The two-acre garden, near the park pond and lower tennis courts, is part of the park’s arboretum project, which was conceived as a means of ridding the park of overgrowth and invasive species, but has grown to include a variety of infrastructure additions and improvements.
“The garden’s specific features are designed to engage children, so they can learn while they play, and learn about the preservation of this beautiful space we’ve all been given,” said Kathryn Bacastow, co-chairwoman of the arboretum project.
Those features include a maze-like path through a meadow; an area for stream play, including a pump to transport pond water and a biofilter to clean it; a birch tree fort that will give access to the tree canopy, and an area for building miniature wooden shelters, or fairy houses, like one on Mackworth Island in Falmouth.
A stone seating circle, created years ago by a summer camp, already exists on the site and will be used as a gathering place for school classes and other groups.
The arboretum committee chose Portland-based firm Mitchell & Associates to design the garden following a contest among local landscape architects.
Mitchell’s initial design featured a wooden lighthouse and a lighthouse keeper’s cottage for kids to play in, but they were removed from the latest concept.
“It took a lot of discussion, but we ultimately decided that we wanted something that was very clearly not a playground,” said Lynn Shaffer, the project’s other co-chairwoman. “We were calling upon our memories of childhood and the time that each of us, in our own way, spent playing in the woods and open fields, exploring and creating and enjoying being in touch with nature. We’d like this site to create that kind of opportunity for the kids who visit it.”
The cost of the garden will be paid for entirely through grants and private donations. It has an estimated price tag of nearly $530,000, which includes nearly $80,000 for a sustainability fund for maintenance and upkeep. The arboretum committee has raised between one-quarter and one-third of the total, Shaffer estimated.
The garden is one of 14 sites planned for Fort Williams Park as part of the arboretum project.
The first, Cliffside, which includes a garden amphitheater and areas for viewing Casco Bay, was completed in 2012. The second, dubbed the Lighthouse View, is set to be cleared out and replanted in spring or summer 2014. The children’s garden will be the third. It’s time-line depends on fundraising; Bacastow estimated a 2015 completion date.

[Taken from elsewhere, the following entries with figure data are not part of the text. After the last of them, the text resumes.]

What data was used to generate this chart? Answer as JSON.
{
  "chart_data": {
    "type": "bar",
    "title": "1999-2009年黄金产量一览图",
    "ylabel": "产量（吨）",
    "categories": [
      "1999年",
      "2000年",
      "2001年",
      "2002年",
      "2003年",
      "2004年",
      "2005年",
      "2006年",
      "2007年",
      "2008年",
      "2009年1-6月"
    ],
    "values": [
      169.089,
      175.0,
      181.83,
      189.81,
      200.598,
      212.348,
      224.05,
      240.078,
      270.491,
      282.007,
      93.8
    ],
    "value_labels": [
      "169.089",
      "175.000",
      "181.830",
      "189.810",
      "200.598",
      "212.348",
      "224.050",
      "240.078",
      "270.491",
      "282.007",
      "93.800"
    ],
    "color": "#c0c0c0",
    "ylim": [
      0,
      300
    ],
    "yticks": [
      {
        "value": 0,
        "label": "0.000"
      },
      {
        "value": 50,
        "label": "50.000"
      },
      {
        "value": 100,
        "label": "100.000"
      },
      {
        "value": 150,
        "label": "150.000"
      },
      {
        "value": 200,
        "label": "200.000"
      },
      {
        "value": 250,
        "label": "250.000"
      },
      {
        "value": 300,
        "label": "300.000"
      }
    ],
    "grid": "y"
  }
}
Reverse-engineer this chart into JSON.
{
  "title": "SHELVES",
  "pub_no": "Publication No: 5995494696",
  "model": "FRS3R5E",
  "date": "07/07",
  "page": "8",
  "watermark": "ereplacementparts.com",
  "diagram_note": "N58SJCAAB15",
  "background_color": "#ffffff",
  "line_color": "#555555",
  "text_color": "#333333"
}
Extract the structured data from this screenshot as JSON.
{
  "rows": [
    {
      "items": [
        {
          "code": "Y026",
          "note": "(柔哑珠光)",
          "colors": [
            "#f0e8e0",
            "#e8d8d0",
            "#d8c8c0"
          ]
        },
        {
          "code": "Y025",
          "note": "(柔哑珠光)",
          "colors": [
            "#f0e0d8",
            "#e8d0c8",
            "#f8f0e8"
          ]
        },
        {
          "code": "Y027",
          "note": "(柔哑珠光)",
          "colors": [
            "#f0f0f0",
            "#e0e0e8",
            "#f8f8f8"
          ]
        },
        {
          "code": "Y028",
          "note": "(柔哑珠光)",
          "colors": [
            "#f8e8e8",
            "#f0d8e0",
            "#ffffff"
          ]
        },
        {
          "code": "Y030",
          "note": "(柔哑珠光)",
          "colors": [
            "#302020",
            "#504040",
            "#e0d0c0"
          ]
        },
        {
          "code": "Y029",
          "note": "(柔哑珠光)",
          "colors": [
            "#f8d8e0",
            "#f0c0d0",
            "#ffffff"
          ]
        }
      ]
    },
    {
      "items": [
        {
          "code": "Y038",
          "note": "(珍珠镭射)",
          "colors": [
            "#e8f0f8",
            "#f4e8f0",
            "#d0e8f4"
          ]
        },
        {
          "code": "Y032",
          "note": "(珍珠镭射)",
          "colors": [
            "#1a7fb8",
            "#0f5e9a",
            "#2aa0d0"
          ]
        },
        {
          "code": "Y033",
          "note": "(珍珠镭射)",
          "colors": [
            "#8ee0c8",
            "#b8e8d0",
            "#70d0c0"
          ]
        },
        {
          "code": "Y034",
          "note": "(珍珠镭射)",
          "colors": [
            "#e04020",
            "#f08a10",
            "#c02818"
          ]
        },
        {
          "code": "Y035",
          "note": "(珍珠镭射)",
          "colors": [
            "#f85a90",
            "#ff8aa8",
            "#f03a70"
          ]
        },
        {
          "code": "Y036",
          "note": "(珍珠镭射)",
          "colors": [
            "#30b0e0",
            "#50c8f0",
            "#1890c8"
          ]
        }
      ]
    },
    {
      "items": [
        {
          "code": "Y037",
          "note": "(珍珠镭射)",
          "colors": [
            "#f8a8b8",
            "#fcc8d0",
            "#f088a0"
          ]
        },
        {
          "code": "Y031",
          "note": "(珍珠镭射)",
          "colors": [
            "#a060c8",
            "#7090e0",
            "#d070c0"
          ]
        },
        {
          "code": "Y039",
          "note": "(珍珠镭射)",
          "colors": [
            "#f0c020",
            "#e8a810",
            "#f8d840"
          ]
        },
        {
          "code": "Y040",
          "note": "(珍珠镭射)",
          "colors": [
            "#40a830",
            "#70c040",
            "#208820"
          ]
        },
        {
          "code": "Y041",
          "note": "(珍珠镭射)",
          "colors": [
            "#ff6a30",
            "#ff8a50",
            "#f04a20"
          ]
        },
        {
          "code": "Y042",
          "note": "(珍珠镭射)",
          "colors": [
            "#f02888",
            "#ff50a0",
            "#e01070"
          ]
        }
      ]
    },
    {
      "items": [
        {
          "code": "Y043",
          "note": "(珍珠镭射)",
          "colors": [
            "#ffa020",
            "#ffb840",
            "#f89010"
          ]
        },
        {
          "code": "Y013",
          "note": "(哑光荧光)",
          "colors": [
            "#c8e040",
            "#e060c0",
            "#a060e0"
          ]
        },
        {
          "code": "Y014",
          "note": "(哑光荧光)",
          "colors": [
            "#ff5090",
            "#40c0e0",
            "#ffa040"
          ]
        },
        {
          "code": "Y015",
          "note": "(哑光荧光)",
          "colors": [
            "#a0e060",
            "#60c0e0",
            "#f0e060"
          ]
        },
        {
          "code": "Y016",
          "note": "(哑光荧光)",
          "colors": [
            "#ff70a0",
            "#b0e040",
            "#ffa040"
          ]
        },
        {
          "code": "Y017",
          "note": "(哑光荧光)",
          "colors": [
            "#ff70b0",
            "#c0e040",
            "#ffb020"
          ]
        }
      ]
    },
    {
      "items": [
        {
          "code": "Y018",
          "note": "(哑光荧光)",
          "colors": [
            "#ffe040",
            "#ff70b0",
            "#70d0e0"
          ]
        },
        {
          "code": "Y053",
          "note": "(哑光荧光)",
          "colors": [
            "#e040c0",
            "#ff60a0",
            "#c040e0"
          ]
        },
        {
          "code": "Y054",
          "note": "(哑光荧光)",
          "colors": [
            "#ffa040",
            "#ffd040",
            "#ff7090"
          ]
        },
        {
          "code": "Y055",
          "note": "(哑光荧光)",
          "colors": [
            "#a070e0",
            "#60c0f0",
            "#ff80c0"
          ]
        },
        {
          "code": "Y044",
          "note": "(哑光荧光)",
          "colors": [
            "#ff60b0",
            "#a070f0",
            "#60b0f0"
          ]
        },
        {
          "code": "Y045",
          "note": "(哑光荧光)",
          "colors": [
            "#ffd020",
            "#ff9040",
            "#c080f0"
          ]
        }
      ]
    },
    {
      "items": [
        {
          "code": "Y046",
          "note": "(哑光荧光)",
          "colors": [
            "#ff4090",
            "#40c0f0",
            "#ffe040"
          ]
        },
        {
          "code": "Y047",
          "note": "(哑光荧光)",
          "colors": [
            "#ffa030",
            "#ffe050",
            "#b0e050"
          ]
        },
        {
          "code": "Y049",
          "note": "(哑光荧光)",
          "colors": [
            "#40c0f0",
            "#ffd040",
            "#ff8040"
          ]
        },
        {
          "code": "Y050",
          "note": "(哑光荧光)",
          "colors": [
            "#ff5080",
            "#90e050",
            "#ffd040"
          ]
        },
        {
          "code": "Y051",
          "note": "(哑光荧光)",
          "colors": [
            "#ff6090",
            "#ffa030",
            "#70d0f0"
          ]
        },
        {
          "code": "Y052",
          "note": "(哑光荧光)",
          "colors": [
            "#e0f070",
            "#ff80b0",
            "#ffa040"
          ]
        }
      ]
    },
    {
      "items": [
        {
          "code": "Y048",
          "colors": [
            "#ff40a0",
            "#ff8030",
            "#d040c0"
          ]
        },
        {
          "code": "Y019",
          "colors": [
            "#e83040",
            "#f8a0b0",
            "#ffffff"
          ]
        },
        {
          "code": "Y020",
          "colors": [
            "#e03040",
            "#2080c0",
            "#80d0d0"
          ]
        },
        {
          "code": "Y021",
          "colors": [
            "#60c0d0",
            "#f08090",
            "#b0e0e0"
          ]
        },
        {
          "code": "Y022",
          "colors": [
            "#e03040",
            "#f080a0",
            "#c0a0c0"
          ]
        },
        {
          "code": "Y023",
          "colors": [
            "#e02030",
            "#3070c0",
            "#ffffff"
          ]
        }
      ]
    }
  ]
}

In keeping with the arboretum project’s mission, several invasive species will be removed during the garden’s creation and replaced with native ones. One strain of maple tree, in particular, has proved damaging in the area to the west of the park’s pond and tennis courts, where the garden is planned.
“They tend to have very dense foliage and create a climate underneath them that is unfriendly to any but their own saplings,” Shaffer said. “So they’ll be removed and replaced by other trees that will reforest the wooded areas of the site and create the kind of diversity that promotes growth among other plants and animals.”
A rendering by Mitchell & Associates of the children’s garden planned for Fort Williams Park in Cape Elizabeth.